Cette réserve étant partagée, je pense, par la très grande majorité des élus, je réaffirme résolument mon accord et mon soutien à ce projet de loi fondamental pour l'avenir de notre pays. (Applaudissements sur les travées de l'Union centriste, des Républicains et Indépendants et du RPR.)
M. Xavier de Villepin, rapporteur. Très bien !
M. le président. La parole est à M. Billard.
M. Claude Billard. Monsieur le président, monsieur le ministre, mes chers collègues, le projet de loi de programmation militaire pour les années 1997 à 2002 qui nous est soumis découle, de nombreux intervenants l'ont montré, des grandes orientations en matière militaire décidées et exposées par le Président de la République, le 22 février dernier.
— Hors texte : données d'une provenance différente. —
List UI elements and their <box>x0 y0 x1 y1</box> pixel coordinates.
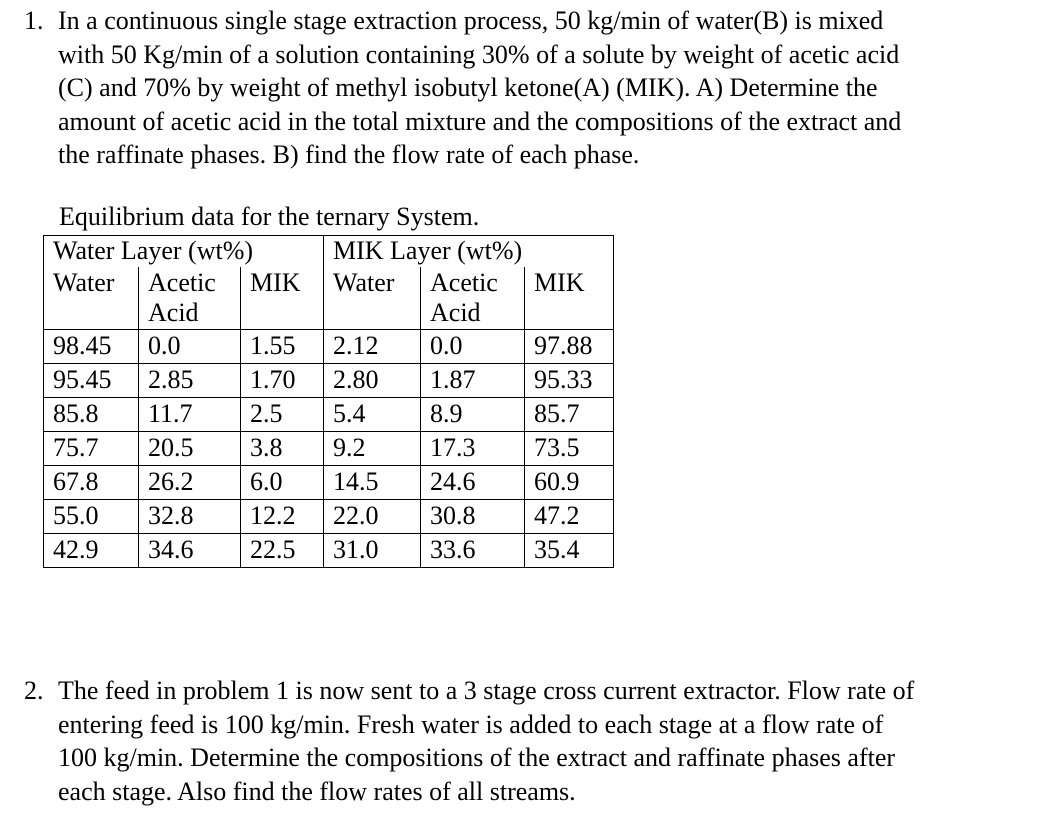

En s'éloignant de la conception strictement nationale et défensive d'une politique militaire limitée à la préservation des seuls intérêts du pays, le chef de l'Etat a opté pour une armée de métier dont la vocation principale serait d'être le bras armé d'une Europe étroitement intégrée à une Alliance atlantique sous domination américaine.
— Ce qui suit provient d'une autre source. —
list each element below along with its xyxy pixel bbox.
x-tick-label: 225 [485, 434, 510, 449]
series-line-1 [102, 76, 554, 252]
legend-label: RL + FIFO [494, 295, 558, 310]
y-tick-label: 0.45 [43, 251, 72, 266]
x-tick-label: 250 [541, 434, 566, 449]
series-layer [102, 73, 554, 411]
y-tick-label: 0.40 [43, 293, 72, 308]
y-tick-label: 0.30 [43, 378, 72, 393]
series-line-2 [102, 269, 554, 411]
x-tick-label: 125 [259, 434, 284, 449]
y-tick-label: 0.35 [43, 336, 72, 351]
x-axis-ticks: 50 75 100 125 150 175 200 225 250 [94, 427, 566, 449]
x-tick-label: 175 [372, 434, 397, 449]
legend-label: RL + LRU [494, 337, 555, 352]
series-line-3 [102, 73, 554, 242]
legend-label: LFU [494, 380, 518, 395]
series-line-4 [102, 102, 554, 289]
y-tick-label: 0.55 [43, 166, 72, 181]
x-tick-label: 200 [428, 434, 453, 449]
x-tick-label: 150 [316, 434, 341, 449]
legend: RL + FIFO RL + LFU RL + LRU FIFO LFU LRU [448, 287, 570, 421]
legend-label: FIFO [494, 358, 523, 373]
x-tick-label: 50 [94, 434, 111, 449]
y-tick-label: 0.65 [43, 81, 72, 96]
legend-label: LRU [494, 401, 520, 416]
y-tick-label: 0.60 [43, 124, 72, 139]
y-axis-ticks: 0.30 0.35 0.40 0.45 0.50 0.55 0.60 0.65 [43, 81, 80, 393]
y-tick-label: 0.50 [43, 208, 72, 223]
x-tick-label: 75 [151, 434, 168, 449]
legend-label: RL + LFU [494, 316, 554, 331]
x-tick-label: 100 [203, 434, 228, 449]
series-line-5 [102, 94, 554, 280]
Un tel changement de cap ne peut être sans incidences majeures sur notre industrie d'armement, qui connaît, nous le savons tous, de grandes difficultés. Le choix de la constitution d'une armée composée en grande partie de forces projetables aux dépens d'une défense nationale se fera immanquablement au détriment de l'outil industriel national.
La défense du territoire n'apparaît plus comme une préoccupation majeure du Gouvernement, et je voudrais de nouveau relever qu'il est significatif que ne figurent à aucun moment dans le projet de loi les expressions « défense nationale » et « souveraineté nationale ».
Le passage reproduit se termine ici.